本発明は、燃料電池システムに関し、詳しくは、燃料電池を流れる部分電流を複数の計測ポイントにて計測してその計測結果をシステムの制御に反映させる燃料電池システムに関する。
従来、例えば下記の各特許文献に開示されるように、燃料電池の発電面に平行な面内に複数個の電流センサを設置し、それら電流センサによる部分電流の計測結果をシステムの制御に反映させる技術が提案されている。これら特許文献に開示されている従来の技術では、各計測ポイントでの部分電流の計測値を所定の基準値と個別に比較したり、或いは、各計測値を集約して得られる電流分布のパターンを所定の基準パターンと比較したりすることが行われている。そして、それらの比較結果から燃料電池内で起きている問題、具体的には、フラッディング、ドライアウト、燃料ガスの欠乏、酸化剤ガスの欠乏等を検知し、その問題を解消するための制御を実施するようにしている。
この場合の制御としては、負荷制御、燃料ガスの給排制御、酸化剤ガスの給排制御等の様々な制御を採り得るが、従来の技術では、どのような問題が起きているかによって実施する制御が適宜選択されるようになっている。

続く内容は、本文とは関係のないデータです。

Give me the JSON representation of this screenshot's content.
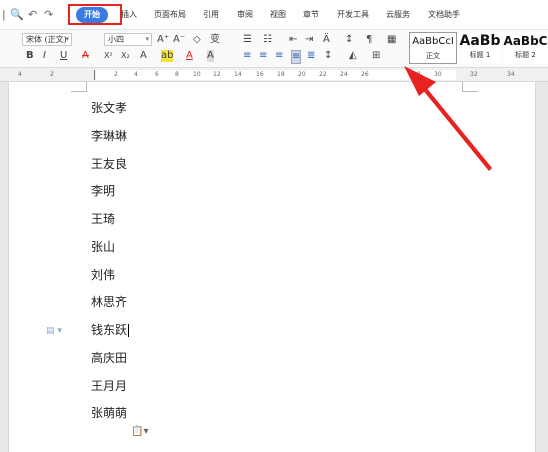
{
  "tabs": [
    {
      "label": "开始",
      "active": true
    },
    {
      "label": "插入",
      "active": false
    },
    {
      "label": "页面布局",
      "active": false
    },
    {
      "label": "引用",
      "active": false
    },
    {
      "label": "审阅",
      "active": false
    },
    {
      "label": "视图",
      "active": false
    },
    {
      "label": "章节",
      "active": false
    },
    {
      "label": "开发工具",
      "active": false
    },
    {
      "label": "云服务",
      "active": false
    },
    {
      "label": "文档助手",
      "active": false
    }
  ],
  "quick_access": {
    "preview": "🔍",
    "undo": "↶",
    "redo": "↷"
  },
  "toolbar": {
    "font_name": "宋体 (正文)",
    "font_size": "小四",
    "bold": "B",
    "italic": "I",
    "underline": "U",
    "strike": "A",
    "superscript": "X²",
    "subscript": "X₂",
    "clear_format": "A",
    "highlight": "ab",
    "font_color": "A",
    "char_shading": "A",
    "grow_font": "A⁺",
    "shrink_font": "A⁻",
    "pinyin": "变"
  },
  "styles": [
    {
      "sample": "AaBbCcI",
      "name": "正文"
    },
    {
      "sample": "AaBb",
      "name": "标题 1"
    },
    {
      "sample": "AaBbC",
      "name": "标题 2"
    }
  ],
  "ruler": {
    "labels": [
      "4",
      "2",
      "2",
      "4",
      "6",
      "8",
      "10",
      "12",
      "14",
      "16",
      "18",
      "20",
      "22",
      "24",
      "26",
      "28",
      "30",
      "32",
      "34"
    ]
  },
  "document": {
    "lines": [
      "张文孝",
      "李琳琳",
      "王友良",
      "李明",
      "王琦",
      "张山",
      "刘伟",
      "林思齐",
      "钱东跃",
      "高庆田",
      "王月月",
      "张萌萌"
    ]
  },
  "colors": {
    "accent": "#3b7be0",
    "highlight_box": "#e8221f",
    "arrow": "#e8221f"
  }
}
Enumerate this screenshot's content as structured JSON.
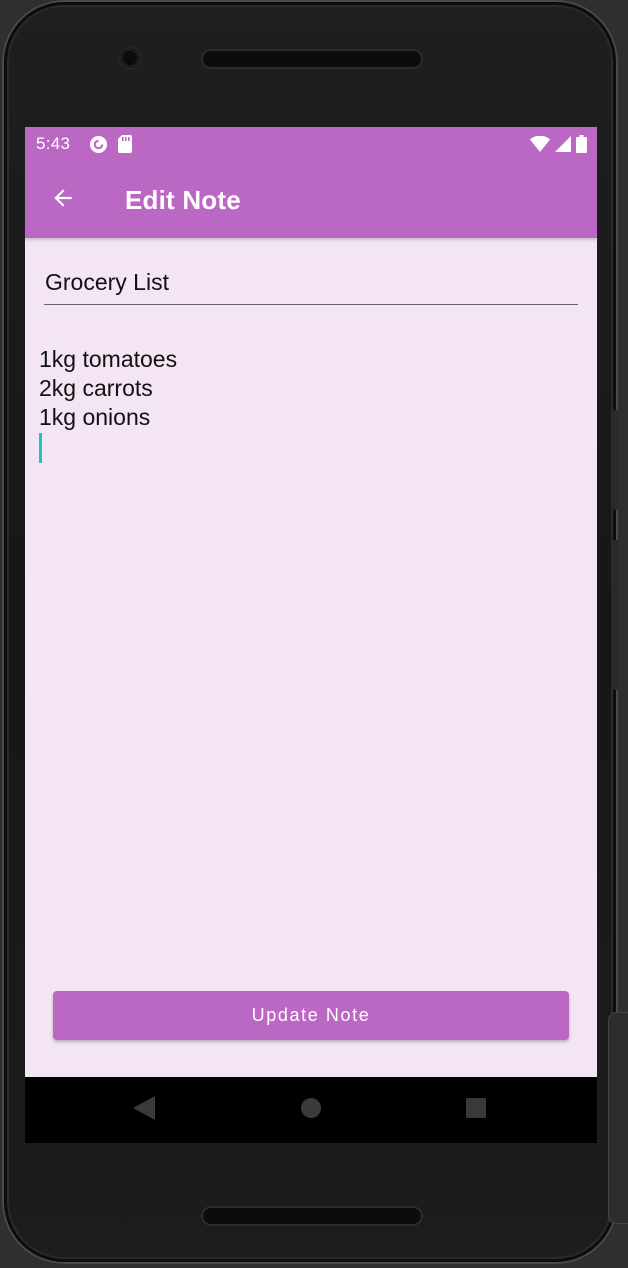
{
  "status_bar": {
    "time": "5:43",
    "left_icons": [
      "pocket-casts-icon",
      "sd-card-icon"
    ],
    "right_icons": [
      "wifi-icon",
      "cell-signal-icon",
      "battery-icon"
    ]
  },
  "app_bar": {
    "back_icon": "arrow-back-icon",
    "title": "Edit Note"
  },
  "note": {
    "title_value": "Grocery List",
    "body_lines": [
      "1kg tomatoes",
      "2kg carrots",
      "1kg onions"
    ]
  },
  "update_button": {
    "label": "Update Note"
  },
  "nav_bar": {
    "icons": [
      "nav-back-icon",
      "nav-home-icon",
      "nav-recents-icon"
    ]
  },
  "colors": {
    "primary": "#bb68c5",
    "background": "#f3e5f4",
    "cursor": "#1ac7b0",
    "on_primary": "#ffffff"
  }
}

特開平9−259913号公報 特開2006−318784号公報 特開2005−100952号公報 特開平9−82348号公報 特開2007−5209号公報
燃料電池内で起こりうる問題のうち、燃料電池の耐久性に深刻な影響を与えるのは、燃料ガスの欠乏、特に、部分的な燃料ガスの欠乏である。図12は、燃料電池内にて部分的に燃料ガス(ここでは水素)が欠乏したときに生じる現象を模式的に示した図である。この図に示すように、水素が足りている部分と水素が欠乏した部分とがある場合、水素が足りている部分ではアノード側でもカソード側でも下記の正常な反応が起きている。この正常な電池反応によってアノードとカソードとの間に電圧が発生する。
(アノード) H2 → 2H++2e-
(カソード) 1/2O2+2H++2e- → H2
一方、水素が欠乏している部分では以下のような反応が起き、通常とは逆方向に向けて電流が流れることになる。
(アノード) 1/2O2+2H++2e- → H2
(カソード) H2O → 1/2O2+2H++2e-
さらに、水素が足りている部分での正常反応によってカソードが高電位になる結果、水素が欠乏している部分では、以下のような異常反応も起きてしまう。これらの異常な反応は触媒を劣化させて当該燃料電池の耐久性を著しく低下させてしまう。
(カーボンの酸化反応) 1/2C+H2O → 1/2CO2+2H++2e-
(Ptの溶出反応) Pt → Pt2++2e-
以上のような燃料ガスの部分的な欠乏は、アノードガス流路の末端側にて起こりやすい。燃料ガスは発電によってアノードガス流路の上流側から次第に消費されていくためである。しかし、アノードガス流路の末端以外の部分でも燃料ガスの欠乏は生じ得る。例えば、構造的にガスの流れに淀みが生じやすい部分が有る場合、その部分には窒素等の不純物が蓄積されやすい。このため、その淀み部分では燃料ガスの欠乏が生じる可能性が高い。また、アノードガス流路の末端部が排出マニホールドによって他の燃料電池(単位電池)のアノードガス流路と接続されている場合、アノードガス流路の圧損が他の燃料電池よりも大きい燃料電池では、排出マニホールド側から燃料ガスが逆流してくる場合がある。その結果、末端よりも上流側にて不純物の淀みが発生し、その部分において燃料ガスが欠乏してしまう場合もある。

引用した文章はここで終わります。